- The Washington Times - Friday, February 9, 2024

In Thursday’s hastily scheduled mini-press conference after a damning report about his handling of classified documents, President Biden made several claims that were false — so false that even CNN had to whip up a story about it.

In the session, Mr. Biden sought to clarify the circumstances surrounding his handling of classified documents found in his private residence and a personal office. But he dismissed several findings in the report by special counsel Robert Hur that are, in fact, true.

Mr. Biden emphasized the differences between the handling of his classified documents versus those of former President Donald Trump, indicating that his documents were better secured in lockable filing cabinets.

However, this claim has been declared inaccurate. The special counsel’s report noted that, while some documents were indeed found in locked cabinets at Mr. Biden’s Delaware residence, others were discovered in an unsecured and damaged box in the garage. The box reportedly contained a mix of commonplace items and classified information, the latter including documents about Afghanistan.

Mr. Hur wrote that Mr. Biden “should have known” that as a private citizen in 2017, “he was not permitted to keep handwritten notes about the President’s Daily Brief and other classified information in unlocked drawers in his home.”

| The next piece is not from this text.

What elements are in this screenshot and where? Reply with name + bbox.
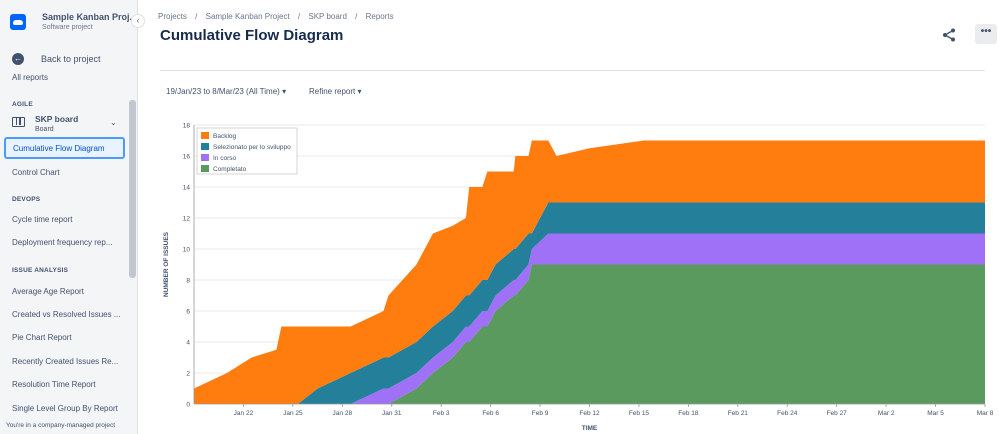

Moreover, the investigation could not conclusively determine if the classified documents from the garage were previously stored in more secure settings. The report emphasizes that other classified material was found in unlocked areas of Mr. Biden’s home, including handwritten vice-presidential notes stored in unsecured drawers.

Mr. Biden also claimed, falsely, that none of the classified documents in his possession were highly classified, specifically denying the presence of material with “red stuff” around the corners, a colloquial reference to specific classification markings.

Despite the president’s claim, the report from the special counsel highlighted that various documents and handwritten notes Mr. Biden retained bore markings for “Top Secret/Sensitive Compartmented Information,” one of the highest levels of classification, which could lead to “exceptionally grave damage to national security” upon unauthorized disclosure.

Documents found included a 2009 memo from the National Security Adviser to President Obama marked “TOP SECRET/SCI,” as well as another memo with the notation “TOP SECRET WITH TOP SECRET/NOFORN/CODEWORD ATTACHMENTS,” indicating a high degree of classification due to the sensitivity of the information related to intelligence sources and methods.

Mr. Hur wrote that when investigators examined 37 excerpts from Mr. Biden’s handwritten materials, they found that “eight are Top Secret with Sensitive Compartmented Information, seven of which include information concerning human intelligence sources,” while six were Top Secret alone, 21 Secret and two Confidential, CNN reported.

“Mr. Biden wrote down obviously sensitive information discussed during intelligence briefings with then President Obama and meetings in the White House Situation Room about matters of national security and military and foreign policy,” Mr. Hur wrote.

In his report, Mr. Hur revealed that Mr. Biden mistakenly shared classified information from his personal notebooks with a ghostwriter. This ghostwriter, Mark Zwonitzer, was collaborating with Mr. Biden on his 2017 memoir, “Promise Me, Dad.” Contrary to this assertion, Mr. Biden had promised that he did not disclose any classified material to Mr. Zwonitzer.

According to the report, this denial from Mr. Biden is inaccurate. Mr. Hur detailed in his findings that Mr. Biden did in fact share classified information with Mr. Zwonitzer, and this occurred when Mr. Biden read “nearly verbatim” from his notebooks, including detailed notes from meetings in the highly secure White House Situation Room, on multiple occasions.

One notable instance cited in the report includes a recorded 2017 conversation at Mr. Biden’s private residence, where he read aloud his notes from a 2015 National Security Council meeting about Iraq. Subsequently, he briefed the ghostwriter on a 2009 memo that Mr. Biden had penned to then-President Obama, which opposed additional troop deployments to Afghanistan, followed by an off-hand remark from Mr. Biden about discovering “all the classified stuff downstairs.”

More than half a decade later, documents related to the troop surge in Afghanistan were found among Mr. Biden’s personal papers stored in a Delaware garage.

Mr. Hur wrote emphatically: “Mr. Biden shared information, including some classified information, from those notebooks with his ghostwriter.”